# Plants and salt



## MiGsTeR (Jan 19, 2008)

Would adding sea salt in my tank affect my plants? I need brackish water and I have about 8 ppt salinity.


----------



## maknwar (Jul 16, 2007)

that will kill them. Lower concentrations will not hurt plants, such as adding it for treatment purposes but not brackish.


----------



## MiGsTeR (Jan 19, 2008)

Even if its the very light side of brackish? Its only 1.005 specific gravity


----------



## maknwar (Jul 16, 2007)

over 1.004, your not going to have good luck.


----------



## DiPpY eGgS (Mar 6, 2005)

I think maybe java ferns can grow, but not sure


----------



## CLUSTER ONE (Aug 2, 2006)

It probably sounds ironic but they would dehydrate in water with salt in it. Similar to driveway salt on grass.


----------



## MiGsTeR (Jan 19, 2008)

I was reading about brackish plants and some fresh water plants can strive in a 1.005 specific gravity. The good thing is 2 of my 3 plants might have a chance.











sean-820 said:


> It probably sounds ironic but they would dehydrate in water with salt in it.
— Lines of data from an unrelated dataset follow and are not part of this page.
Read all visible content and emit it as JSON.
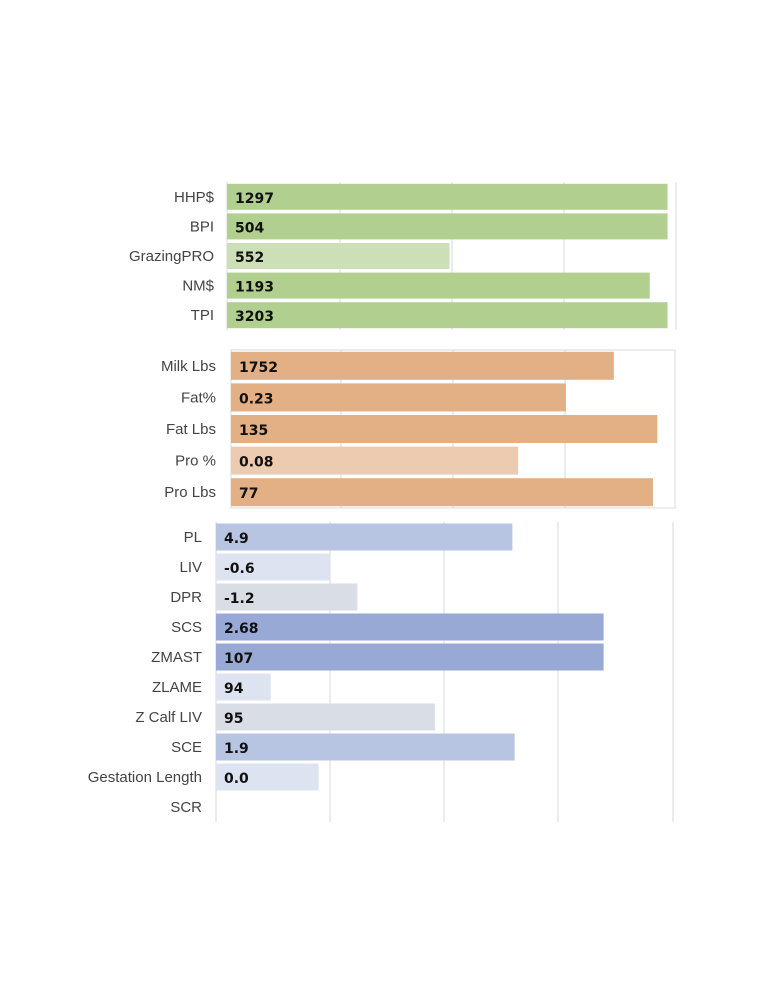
{
  "chart_data": [
    {
      "type": "bar",
      "orientation": "horizontal",
      "title": "",
      "xlabel": "",
      "ylabel": "",
      "xlim": [
        0,
        2000
      ],
      "grid": true,
      "categories": [
        "HHP$",
        "BPI",
        "GrazingPRO",
        "NM$",
        "TPI"
      ],
      "values": [
        1297,
        504,
        552,
        1193,
        3203
      ],
      "value_labels": [
        "1297",
        "504",
        "552",
        "1193",
        "3203"
      ],
      "bar_fill_fraction": [
        0.99,
        0.99,
        0.5,
        0.95,
        0.99
      ],
      "colors": [
        "#b1cf8f",
        "#b1cf8f",
        "#cddfb7",
        "#b1cf8f",
        "#b1cf8f"
      ]
    },
    {
      "type": "bar",
      "orientation": "horizontal",
      "title": "",
      "xlabel": "",
      "ylabel": "",
      "xlim": [
        0,
        2000
      ],
      "grid": true,
      "categories": [
        "Milk Lbs",
        "Fat%",
        "Fat Lbs",
        "Pro %",
        "Pro Lbs"
      ],
      "values": [
        1752,
        0.23,
        135,
        0.08,
        77
      ],
      "value_labels": [
        "1752",
        "0.23",
        "135",
        "0.08",
        "77"
      ],
      "bar_fill_fraction": [
        0.88,
        0.77,
        0.98,
        0.66,
        0.97
      ],
      "colors": [
        "#e3af84",
        "#e3af84",
        "#e3af84",
        "#edcbb0",
        "#e3af84"
      ]
    },
    {
      "type": "bar",
      "orientation": "horizontal",
      "title": "",
      "xlabel": "",
      "ylabel": "",
      "xlim": [
        0,
        4
      ],
      "grid": true,
      "categories": [
        "PL",
        "LIV",
        "DPR",
        "SCS",
        "ZMAST",
        "ZLAME",
        "Z Calf LIV",
        "SCE",
        "Gestation Length",
        "SCR"
      ],
      "values": [
        4.9,
        -0.6,
        -1.2,
        2.68,
        107,
        94,
        95,
        1.9,
        0.0,
        null
      ],
      "value_labels": [
        "4.9",
        "-0.6",
        "-1.2",
        "2.68",
        "107",
        "94",
        "95",
        "1.9",
        "0.0",
        ""
      ],
      "bar_fill_fraction": [
        0.65,
        0.25,
        0.31,
        0.85,
        0.85,
        0.12,
        0.48,
        0.655,
        0.225,
        0
      ],
      "colors": [
        "#b7c5e3",
        "#dde3f1",
        "#d9dde6",
        "#97a9d4",
        "#97a9d4",
        "#dde3f1",
        "#d9dde6",
        "#b7c5e3",
        "#dde3f1",
        "#ffffff"
      ]
    }
  ]
}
Similar to driveway salt on grass.


I thought about the exact same thing. Lol


----------



## caribad (Jul 27, 2008)

Definately depends on the plant. Most aquatic plants sold will not do well (read turn brown and die) but some plants that naturally grow in coastal areas and salt marshes would love it. Most of those plants are not what most consider atractive, but beauty is in the eye of the beholder. Mangroves will grow in full strentgh saltwater, but they only grow as emergent plants-and get big!


----------



## maknwar (Jul 16, 2007)

Found this...

http://www.plantgeek.net/plantguide_list.php?category=8 These plants are under the brackish adaptable category.


----------